色々に有るのですが私は断然「コーヒー牛乳派」であります。
他にも「普通の牛乳派」「フルーツ牛乳派(ガラス瓶は絶滅)」「ラムネ派」「スポーツドリンク派」「水派」「ビール派」と色々いらっしゃるのが面白いものです。
そんな中で自分のこだわリー…が有ると中々愉しめるものであります。
更には愛用のタオルや石鹸入れ等のお風呂セットを持つと單に「風呂に入る」だけではない樂しい氣分になるのであります。
これが最後の機会
残念な事に、昔ながらの銭湯は急速にその数を減らしています。
昨今、不況業種であり後継ぎも居ない状態ではその經營は困難であると思います。
今は一見すると華やかに見えるハイカラな入浴施設が巾を利かせており「あくまでも非日常を強調するだけ」の風情が廣がっております。

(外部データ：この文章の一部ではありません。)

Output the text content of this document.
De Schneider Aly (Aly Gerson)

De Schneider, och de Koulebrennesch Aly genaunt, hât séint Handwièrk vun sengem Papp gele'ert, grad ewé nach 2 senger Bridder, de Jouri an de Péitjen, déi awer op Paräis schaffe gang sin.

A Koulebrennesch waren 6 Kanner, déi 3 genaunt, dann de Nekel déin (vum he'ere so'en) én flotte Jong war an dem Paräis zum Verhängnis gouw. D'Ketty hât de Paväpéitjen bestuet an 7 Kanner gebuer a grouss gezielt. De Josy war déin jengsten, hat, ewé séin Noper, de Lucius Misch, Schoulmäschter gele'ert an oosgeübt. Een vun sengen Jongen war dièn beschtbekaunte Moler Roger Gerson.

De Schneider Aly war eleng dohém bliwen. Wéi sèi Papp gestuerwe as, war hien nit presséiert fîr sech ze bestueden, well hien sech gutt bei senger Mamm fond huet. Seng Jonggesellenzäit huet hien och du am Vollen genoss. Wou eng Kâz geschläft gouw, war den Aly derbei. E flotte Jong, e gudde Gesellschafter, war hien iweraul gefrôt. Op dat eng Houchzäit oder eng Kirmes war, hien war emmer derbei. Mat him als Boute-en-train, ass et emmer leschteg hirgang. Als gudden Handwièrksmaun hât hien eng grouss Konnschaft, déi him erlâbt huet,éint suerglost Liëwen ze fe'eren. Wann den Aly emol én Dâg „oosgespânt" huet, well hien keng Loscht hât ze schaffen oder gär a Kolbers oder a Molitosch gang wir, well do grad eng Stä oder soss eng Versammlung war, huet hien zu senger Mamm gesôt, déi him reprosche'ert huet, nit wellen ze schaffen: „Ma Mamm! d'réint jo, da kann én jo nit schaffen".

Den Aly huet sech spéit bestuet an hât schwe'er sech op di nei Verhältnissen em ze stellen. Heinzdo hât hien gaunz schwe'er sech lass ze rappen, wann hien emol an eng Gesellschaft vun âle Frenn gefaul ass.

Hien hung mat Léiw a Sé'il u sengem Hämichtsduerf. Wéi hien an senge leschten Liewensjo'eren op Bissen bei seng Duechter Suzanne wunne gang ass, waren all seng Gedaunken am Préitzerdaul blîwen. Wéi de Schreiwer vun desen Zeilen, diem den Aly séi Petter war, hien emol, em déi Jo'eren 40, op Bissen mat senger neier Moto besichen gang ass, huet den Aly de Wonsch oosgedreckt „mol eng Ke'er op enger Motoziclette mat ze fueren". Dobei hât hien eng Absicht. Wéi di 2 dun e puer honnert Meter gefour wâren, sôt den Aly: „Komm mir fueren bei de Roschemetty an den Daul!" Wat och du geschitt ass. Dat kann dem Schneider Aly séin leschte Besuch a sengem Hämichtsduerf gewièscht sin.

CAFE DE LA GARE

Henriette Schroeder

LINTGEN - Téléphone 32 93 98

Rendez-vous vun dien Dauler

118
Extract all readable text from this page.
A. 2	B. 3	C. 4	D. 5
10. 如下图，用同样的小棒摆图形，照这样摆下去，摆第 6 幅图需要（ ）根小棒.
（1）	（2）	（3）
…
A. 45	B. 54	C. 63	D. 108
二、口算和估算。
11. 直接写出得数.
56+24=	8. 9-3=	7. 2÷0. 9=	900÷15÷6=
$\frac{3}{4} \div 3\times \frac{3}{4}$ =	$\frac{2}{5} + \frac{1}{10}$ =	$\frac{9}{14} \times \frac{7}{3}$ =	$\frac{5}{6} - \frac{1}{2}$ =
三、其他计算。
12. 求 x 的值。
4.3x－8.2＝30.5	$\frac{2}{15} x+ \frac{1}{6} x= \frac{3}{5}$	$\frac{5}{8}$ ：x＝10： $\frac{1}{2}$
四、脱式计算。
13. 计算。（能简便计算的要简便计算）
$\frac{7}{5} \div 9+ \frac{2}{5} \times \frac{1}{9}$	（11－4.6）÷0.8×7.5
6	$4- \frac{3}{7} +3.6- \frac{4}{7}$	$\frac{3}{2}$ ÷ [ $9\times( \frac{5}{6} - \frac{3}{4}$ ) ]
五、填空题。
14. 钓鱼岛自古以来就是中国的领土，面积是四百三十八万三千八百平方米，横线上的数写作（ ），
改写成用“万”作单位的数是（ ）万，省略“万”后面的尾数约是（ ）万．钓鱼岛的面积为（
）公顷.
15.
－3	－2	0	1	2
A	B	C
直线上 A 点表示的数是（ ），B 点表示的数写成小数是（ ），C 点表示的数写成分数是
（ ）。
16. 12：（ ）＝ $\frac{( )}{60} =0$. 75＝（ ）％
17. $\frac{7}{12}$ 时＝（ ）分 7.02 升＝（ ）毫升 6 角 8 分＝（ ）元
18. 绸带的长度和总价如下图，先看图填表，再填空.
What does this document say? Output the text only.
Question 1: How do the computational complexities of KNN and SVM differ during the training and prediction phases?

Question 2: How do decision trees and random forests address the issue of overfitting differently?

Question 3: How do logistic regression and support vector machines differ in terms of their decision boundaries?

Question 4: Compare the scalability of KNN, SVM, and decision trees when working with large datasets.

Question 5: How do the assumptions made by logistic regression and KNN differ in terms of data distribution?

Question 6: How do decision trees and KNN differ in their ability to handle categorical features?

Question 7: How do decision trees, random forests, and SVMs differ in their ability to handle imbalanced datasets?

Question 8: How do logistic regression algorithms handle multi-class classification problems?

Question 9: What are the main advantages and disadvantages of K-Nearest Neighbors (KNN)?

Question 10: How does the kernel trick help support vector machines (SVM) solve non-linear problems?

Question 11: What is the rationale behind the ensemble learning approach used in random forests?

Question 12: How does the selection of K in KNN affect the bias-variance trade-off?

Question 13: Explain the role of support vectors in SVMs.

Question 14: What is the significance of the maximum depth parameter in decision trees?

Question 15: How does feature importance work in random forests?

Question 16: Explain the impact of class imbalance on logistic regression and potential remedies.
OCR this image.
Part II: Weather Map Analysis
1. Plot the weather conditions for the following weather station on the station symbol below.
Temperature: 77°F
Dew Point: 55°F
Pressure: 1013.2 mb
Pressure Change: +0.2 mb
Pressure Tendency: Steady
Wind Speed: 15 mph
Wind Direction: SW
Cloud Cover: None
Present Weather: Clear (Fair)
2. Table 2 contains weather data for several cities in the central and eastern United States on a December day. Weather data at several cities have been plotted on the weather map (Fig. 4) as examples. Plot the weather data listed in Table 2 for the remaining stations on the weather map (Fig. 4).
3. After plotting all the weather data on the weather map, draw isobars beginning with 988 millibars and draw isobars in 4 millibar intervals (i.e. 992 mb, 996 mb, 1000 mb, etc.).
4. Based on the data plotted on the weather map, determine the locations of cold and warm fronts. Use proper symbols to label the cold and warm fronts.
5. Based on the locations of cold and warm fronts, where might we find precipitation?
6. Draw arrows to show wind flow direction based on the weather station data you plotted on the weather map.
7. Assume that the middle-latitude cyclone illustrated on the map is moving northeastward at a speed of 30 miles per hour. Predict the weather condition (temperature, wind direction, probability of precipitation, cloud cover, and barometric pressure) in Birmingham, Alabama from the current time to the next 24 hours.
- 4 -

しかしこの町場の銭湯が持つ風情が味わえなくなる日が來るのは、もうそう遠くない氣がしてならないのであります。
これが最後の機会と思えてなりませぬ。
だからこそ、忘れない様によく見ておくのであります。
大好きだったあの銭湯も、今はもう思い出の世界でしかないのであります。
先程、お見せした私の銭湯のスタンプノートにはもう存在しない銭湯の判子が幾つも捺されております。
その一つ一つがとても貴重な時間だったのであります。
心が洗われて清々しい氣持ちで家路につきます。
思えば3歳だった頃に親父に連れられて行った銭湯が生涯初の銭湯でした。
それから小學生の頃は近所の友達と一緒に集團で銭湯に行く事も有り、高校の頃も風呂好きの親友と色々な銭湯を巡ったものでした。
私はつくづく日本人で良かった、風呂が好きでよかったと思うのであります。
何故ならば、こうして日常の中に非日常の美しさを見附けて一人であるこの瞬間を大いに愉しめるのですから。